While walking through wilderness, we need to be strengthened, steadied, and encouraged for God’s delivering answer to our prayers, for the future hope that Jesus brings. Because while we eat a wilderness diet, we might find ourselves becoming less and less fitted to live in God’s abundance.
Yes, He is the Man of Sorrows, acquainted with suffering. Yes, His mercies are new every morning. I need to know those parts of His nature walking through a dry and thirsty land. But today’s wilderness isn’t all that will be. And with all that I am, I also need to know and believe Him as the One with the mighty hand and outstretched arm, the God who saves and rights every wrong.

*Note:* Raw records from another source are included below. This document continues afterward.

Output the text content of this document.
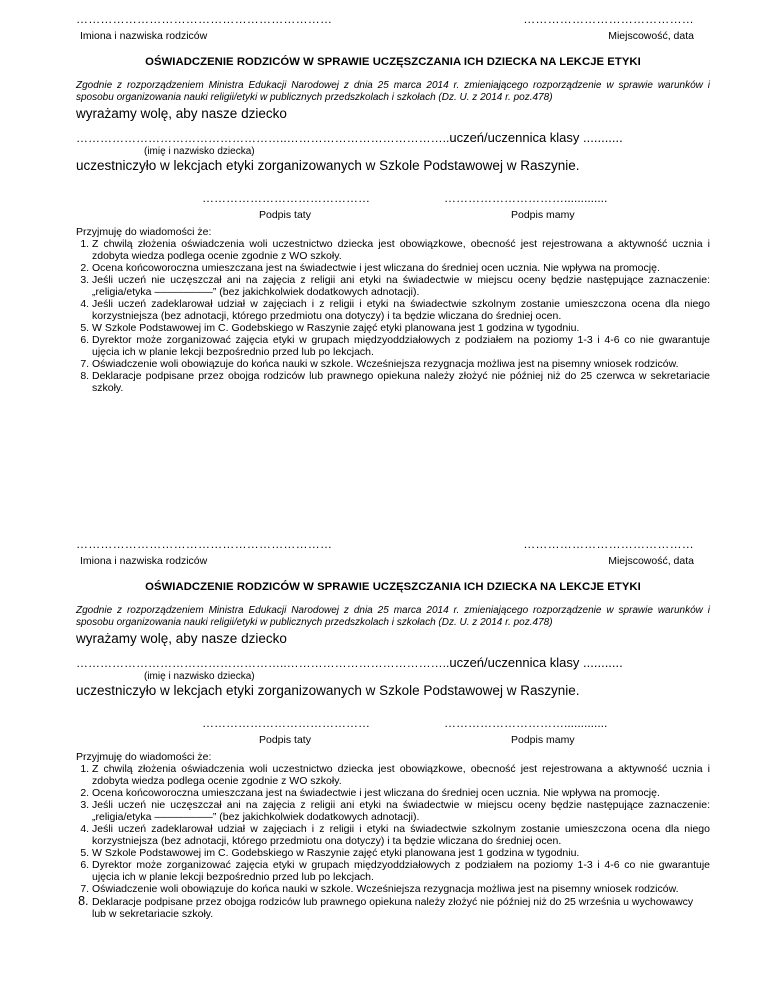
………………………………………………………
Imiona i nazwiska rodziców
……………………………………
Miejscowość, data
OŚWIADCZENIE RODZICÓW W SPRAWIE UCZĘSZCZANIA ICH DZIECKA NA LEKCJE ETYKI
Zgodnie z rozporządzeniem Ministra Edukacji Narodowej z dnia 25 marca 2014 r. zmieniającego rozporządzenie w sprawie warunków i sposobu organizowania nauki religii/etyki w publicznych przedszkolach i szkołach (Dz. U. z 2014 r. poz.478)
wyrażamy wolę, aby nasze dziecko
……………………………………………..…………………………………..uczeń/uczennica klasy ...........
(imię i nazwisko dziecka)
uczestniczyło w lekcjach etyki zorganizowanych w Szkole Podstawowej w Raszynie.
……………………………………	………………………….............
Podpis taty	Podpis mamy
Przyjmuję do wiadomości że:
1. Z chwilą złożenia oświadczenia woli uczestnictwo dziecka jest obowiązkowe, obecność jest rejestrowana a aktywność ucznia i zdobyta wiedza podlega ocenie zgodnie z WO szkoły.
2. Ocena końcoworoczna umieszczana jest na świadectwie i jest wliczana do średniej ocen ucznia. Nie wpływa na promocję.
3. Jeśli uczeń nie uczęszczał ani na zajęcia z religii ani etyki na świadectwie w miejscu oceny będzie następujące zaznaczenie: „religia/etyka ––––––––––” (bez jakichkolwiek dodatkowych adnotacji).
4. Jeśli uczeń zadeklarował udział w zajęciach i z religii i etyki na świadectwie szkolnym zostanie umieszczona ocena dla niego korzystniejsza (bez adnotacji, którego przedmiotu ona dotyczy) i ta będzie wliczana do średniej ocen.
5. W Szkole Podstawowej im C. Godebskiego w Raszynie zajęć etyki planowana jest 1 godzina w tygodniu.
6. Dyrektor może zorganizować zajęcia etyki w grupach międzyoddziałowych z podziałem na poziomy 1-3 i 4-6 co nie gwarantuje ujęcia ich w planie lekcji bezpośrednio przed lub po lekcjach.
7. Oświadczenie woli obowiązuje do końca nauki w szkole. Wcześniejsza rezygnacja możliwa jest na pisemny wniosek rodziców.
8. Deklaracje podpisane przez obojga rodziców lub prawnego opiekuna należy złożyć nie później niż do 25 czerwca w sekretariacie szkoły.
………………………………………………………
Imiona i nazwiska rodziców
……………………………………
Miejscowość, data
OŚWIADCZENIE RODZICÓW W SPRAWIE UCZĘSZCZANIA ICH DZIECKA NA LEKCJE ETYKI
Zgodnie z rozporządzeniem Ministra Edukacji Narodowej z dnia 25 marca 2014 r. zmieniającego rozporządzenie w sprawie warunków i sposobu organizowania nauki religii/etyki w publicznych przedszkolach i szkołach (Dz. U. z 2014 r. poz.478)
wyrażamy wolę, aby nasze dziecko
……………………………………………..…………………………………..uczeń/uczennica klasy ...........
(imię i nazwisko dziecka)
uczestniczyło w lekcjach etyki zorganizowanych w Szkole Podstawowej w Raszynie.
……………………………………	………………………….............
Podpis taty	Podpis mamy
Przyjmuję do wiadomości że:
1. Z chwilą złożenia oświadczenia woli uczestnictwo dziecka jest obowiązkowe, obecność jest rejestrowana a aktywność ucznia i zdobyta wiedza podlega ocenie zgodnie z WO szkoły.
2. Ocena końcoworoczna umieszczana jest na świadectwie i jest wliczana do średniej ocen ucznia. Nie wpływa na promocję.
3. Jeśli uczeń nie uczęszczał ani na zajęcia z religii ani etyki na świadectwie w miejscu oceny będzie następujące zaznaczenie: „religia/etyka ––––––––––” (bez jakichkolwiek dodatkowych adnotacji).
4. Jeśli uczeń zadeklarował udział w zajęciach i z religii i etyki na świadectwie szkolnym zostanie umieszczona ocena dla niego korzystniejsza (bez adnotacji, którego przedmiotu ona dotyczy) i ta będzie wliczana do średniej ocen.
5. W Szkole Podstawowej im C. Godebskiego w Raszynie zajęć etyki planowana jest 1 godzina w tygodniu.
6. Dyrektor może zorganizować zajęcia etyki w grupach międzyoddziałowych z podziałem na poziomy 1-3 i 4-6 co nie gwarantuje ujęcia ich w planie lekcji bezpośrednio przed lub po lekcjach.
7. Oświadczenie woli obowiązuje do końca nauki w szkole. Wcześniejsza rezygnacja możliwa jest na pisemny wniosek rodziców.
8. Deklaracje podpisane przez obojga rodziców lub prawnego opiekuna należy złożyć nie później niż do 25 września u wychowawcy lub w sekretariacie szkoły.
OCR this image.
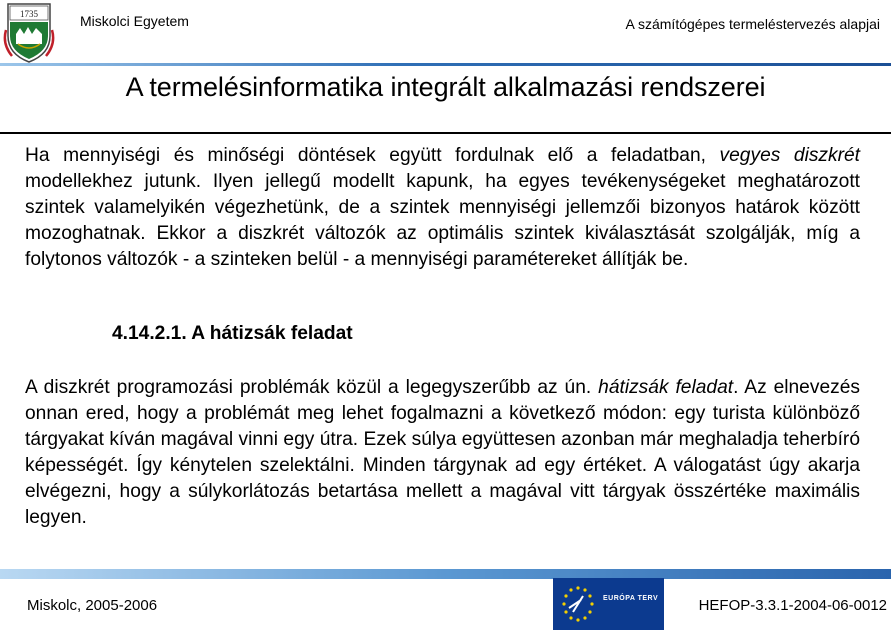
1735	Miskolci Egyetem	A számítógépes termeléstervezés alapjai
A termelésinformatika integrált alkalmazási rendszerei

Ha mennyiségi és minőségi döntések együtt fordulnak elő a feladatban, vegyes diszkrét modellekhez jutunk. Ilyen jellegű modellt kapunk, ha egyes tevékenységeket meghatározott szintek valamelyikén végezhetünk, de a szintek mennyiségi jellemzői bizonyos határok között mozoghatnak. Ekkor a diszkrét változók az optimális szintek kiválasztását szolgálják, míg a folytonos változók - a szinteken belül - a mennyiségi paramétereket állítják be.

4.14.2.1. A hátizsák feladat

A diszkrét programozási problémák közül a legegyszerűbb az ún. hátizsák feladat. Az elnevezés onnan ered, hogy a problémát meg lehet fogalmazni a következő módon: egy turista különböző tárgyakat kíván magával vinni egy útra. Ezek súlya együttesen azonban már meghaladja teherbíró képességét. Így kénytelen szelektálni. Minden tárgynak ad egy értéket. A válogatást úgy akarja elvégezni, hogy a súlykorlátozás betartása mellett a magával vitt tárgyak összértéke maximális legyen.

Miskolc, 2005-2006	EURÓPA TERV	HEFOP-3.3.1-2004-06-0012
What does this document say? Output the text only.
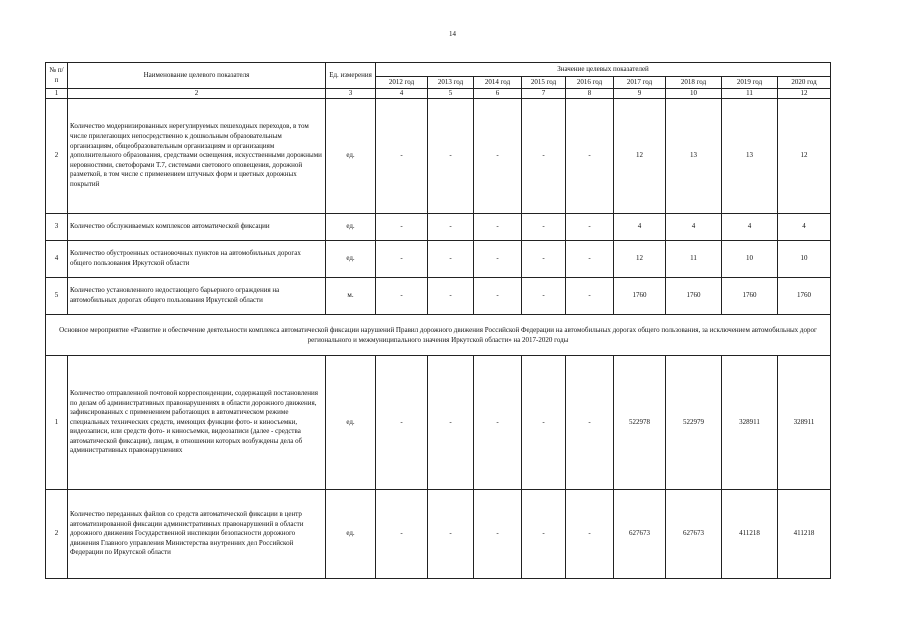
14
№ п/п	Наименование целевого показателя	Ед. измерения	Значение целевых показателей								
			2012 год	2013 год	2014 год	2015 год	2016 год	2017 год	2018 год	2019 год	2020 год
1	2	3	4	5	6	7	8	9	10	11	12
2	Количество модернизированных нерегулируемых пешеходных переходов, в том числе прилегающих непосредственно к дошкольным образовательным организациям, общеобразовательным организациям и организациям дополнительного образования, средствами освещения, искусственными дорожными неровностями, светофорами Т.7, системами светового оповещения, дорожной разметкой, в том числе с применением штучных форм и цветных дорожных покрытий	ед.	-	-	-	-	-	12	13	13	12
3	Количество обслуживаемых комплексов автоматической фиксации	ед.	-	-	-	-	-	4	4	4	4
4	Количество обустроенных остановочных пунктов на автомобильных дорогах общего пользования Иркутской области	ед.	-	-	-	-	-	12	11	10	10
5	Количество установленного недостающего барьерного ограждения на автомобильных дорогах общего пользования Иркутской области	м.	-	-	-	-	-	1760	1760	1760	1760
Основное мероприятие «Развитие и обеспечение деятельности комплекса автоматической фиксации нарушений Правил дорожного движения Российской Федерации на автомобильных дорогах общего пользования, за исключением автомобильных дорог регионального и межмуниципального значения Иркутской области» на 2017-2020 годы											
1	Количество отправленной почтовой корреспонденции, содержащей постановления по делам об административных правонарушениях в области дорожного движения, зафиксированных с применением работающих в автоматическом режиме специальных технических средств, имеющих функции фото- и киносъемки, видеозаписи, или средств фото- и киносъемки, видеозаписи (далее - средства автоматической фиксации), лицам, в отношении которых возбуждены дела об административных правонарушениях	ед.	-	-	-	-	-	522978	522979	328911	328911
2	Количество переданных файлов со средств автоматической фиксации в центр автоматизированной фиксации административных правонарушений в области дорожного движения Государственной инспекции безопасности дорожного движения Главного управления Министерства внутренних дел Российской Федерации по Иркутской области	ед.	-	-	-	-	-	627673	627673	411218	411218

I think often of the saints in Hebrews 11 who wandered in deserts and mountains and caves and yet were commended for their faith to believe in what they never saw. I think often of the persistent widow in Luke 18 who continues to cry out day and night for justice, helping us to understand what it means for Jesus to find faith in us and on earth.
The timing of our deliverance from the wilderness is the Lord’s prerogative alone. Our only consideration is to answer the question: will the son of Man, our Emmanuel, our Jesus the Coming one, will He find faith on earth?
If during this Advent season you find yourself in the wilderness, may the Lord lead you to inquire how to prepare, how to strengthen our hands to lay hold to the promise, and steady our knees to stand in the promise, and encourage our hearts to believe that Jesus will come in the fullness of His promised answer.